Palliative care has come to stay in Nigeria, as the story goes. A testimony says that a few private-owned and missionary hospices, which existed in murkiness in the country, before the official introduction of palliative care in the country, should not be obliterated. The CPCN, which launched its day-care hospice in 2007, within the UCH, must be upgraded to embrace the modern technologies, as are wont in the physically-developed countries. ‘Our Pain and Palliative Care Unit’, its policies and operations, have to be reviewed after it was established in September 2008, as fraction of the Multidisciplinary Oncology Centre of the University of Nigeria Teaching Hospital (UNTH), Ituku-Ozalla, Enugu.
An investigation reveals that physicians-anaesthetist and nurses from the multidisciplinary oncology unit, apart from being in services, they have to also be on a missionary journey to the localities to redeem patients, who are not informed that there exists a counteractive in palliative care, and encourage them of receiving conventional western medical treatment, than most of them are dispirited from looking for western medicine.

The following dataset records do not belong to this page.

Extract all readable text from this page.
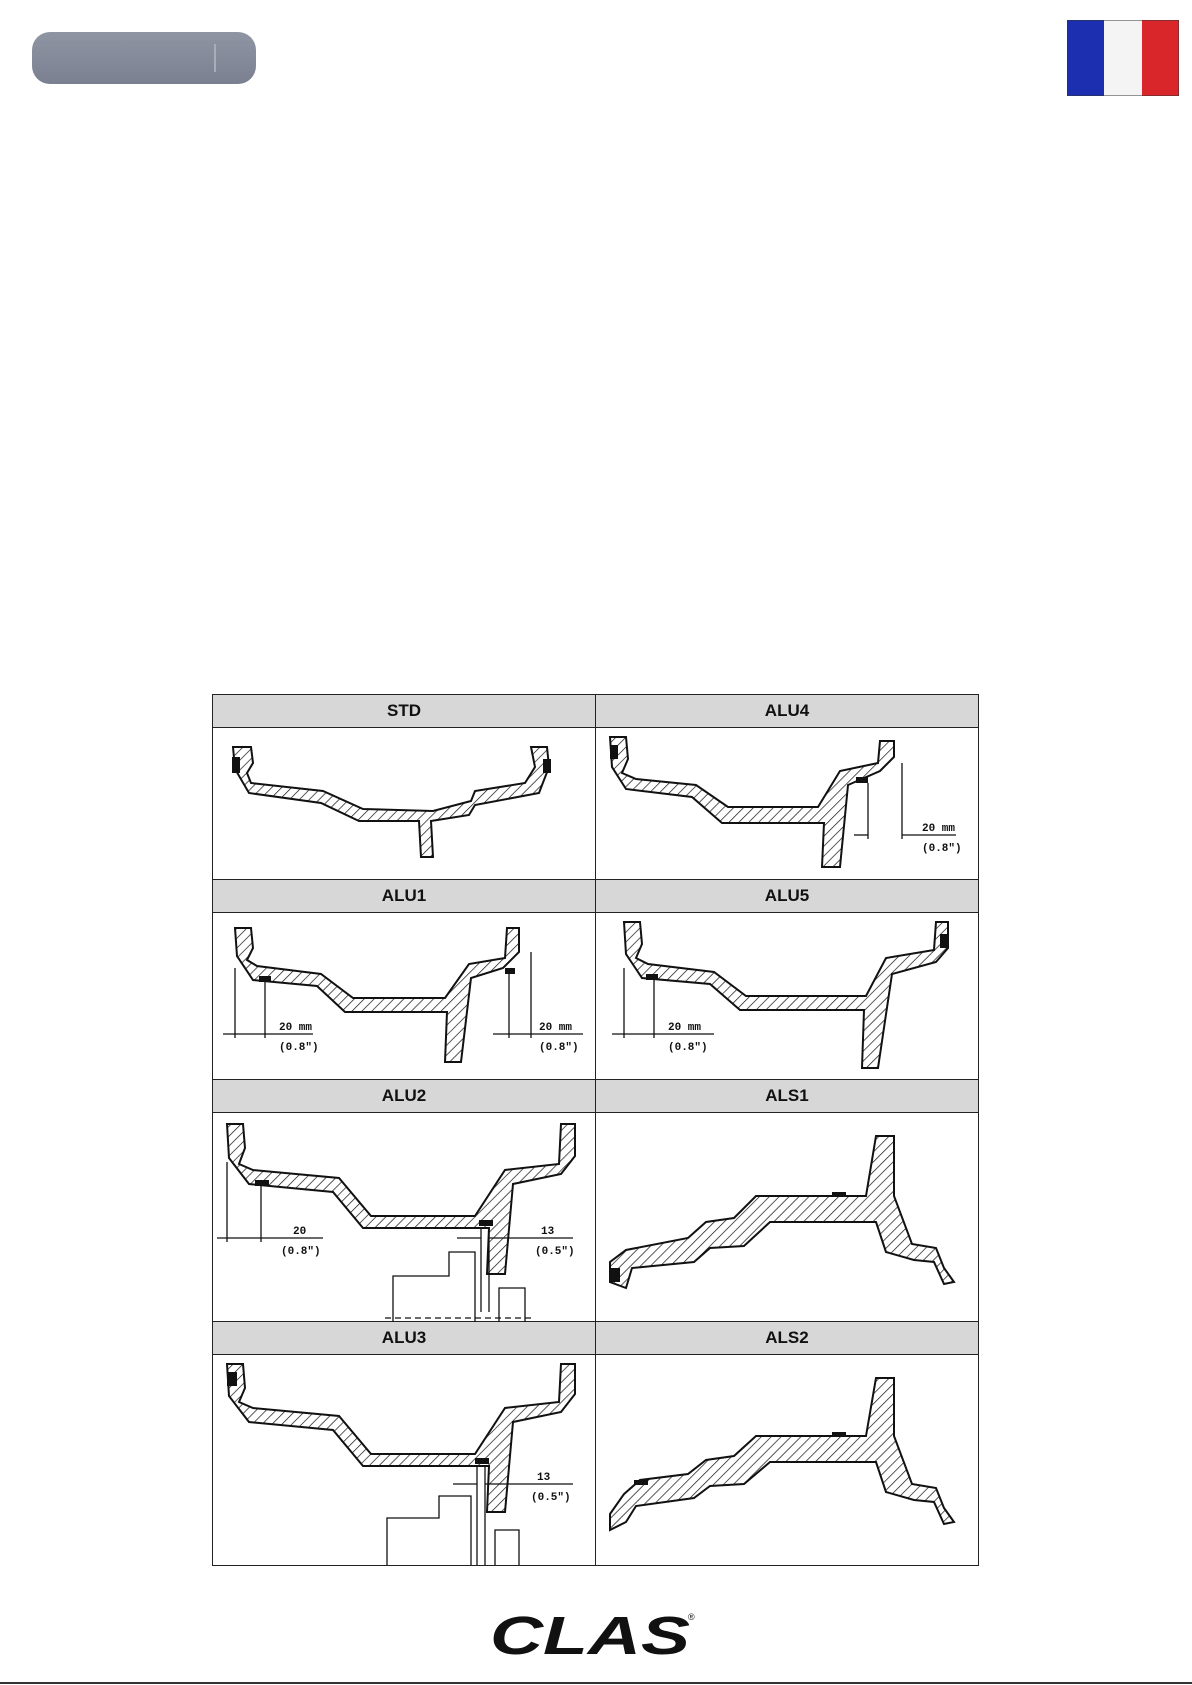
STD	ALU4
20 mm
(0.8")
ALU1
20 mm
(0.8")
20 mm
(0.8")
ALU5
20 mm
(0.8")
ALU2
20
(0.8")
13
(0.5")
ALS1
ALU3
13
(0.5")
ALS2
CLAS
®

The inculcation of traditional healers into palliative care education was said to be obligatory, since many patients prefer their advise. And, this will help to penetrate communities to accept palliative care.
Authorities say that seeking for donours is indubitably and the donations should be judiciously utilised and, untrained professionals in this area must be eschewed. With the escalating patient fill, it has become imperative that palliative care should be integrated into the healthcare configuration. “A leaf should be borrowed from the Ugandan government that has prioritized palliative care, making it accessible to the population of her people,” says information. The Hospice and Palliative Care Association of Nigeria (HPCAN), must endeavour to making-sure that palliative care sooner-or-later has a place in medical education throughout the country. Drug unavailability, lack of referrals, fears of mistreatment of compelling narcotics/under-prescribing, lack of public awareness and inter alia, have to be re-addressed.
Professionals are nonetheless saying that the attitude of Nigerian healthcare professionals in-the-direction-of the use of morphine and other opioids, and the fear to recommend strong opioids, the false beliefs about morphine side effects, addiction issues, and legal constraints, should be discarded to improve on the practice of palliative care; hence health professionals’ beliefs and narrow-mindedness must be re-modelled. “Terminally ill people have a right to be pain free, share quality time with family and friends and put their affairs in order. Hospice and Palliative Care Team can offer the required comfort and peace of mind as people get near to end of life’s journey. These must be incorporated into our national health plan,” says a professor.
Another description says: Government support is needed to educate health professionals and to incorporate palliative care into health care curriculum and health care services in Nigeria. Also, government should make palliative care drugs available, especially oral morphine for severe pain. Awareness can be increased through incorporation of palliative care awareness into cancer and HIV awareness programme. This will help fundraising efforts and provide financial support for indigent patients. More non-governmental organisations, faith-based organisations and individuals, should develop interest in establishing hospice and palliative care centres especially, in their communities.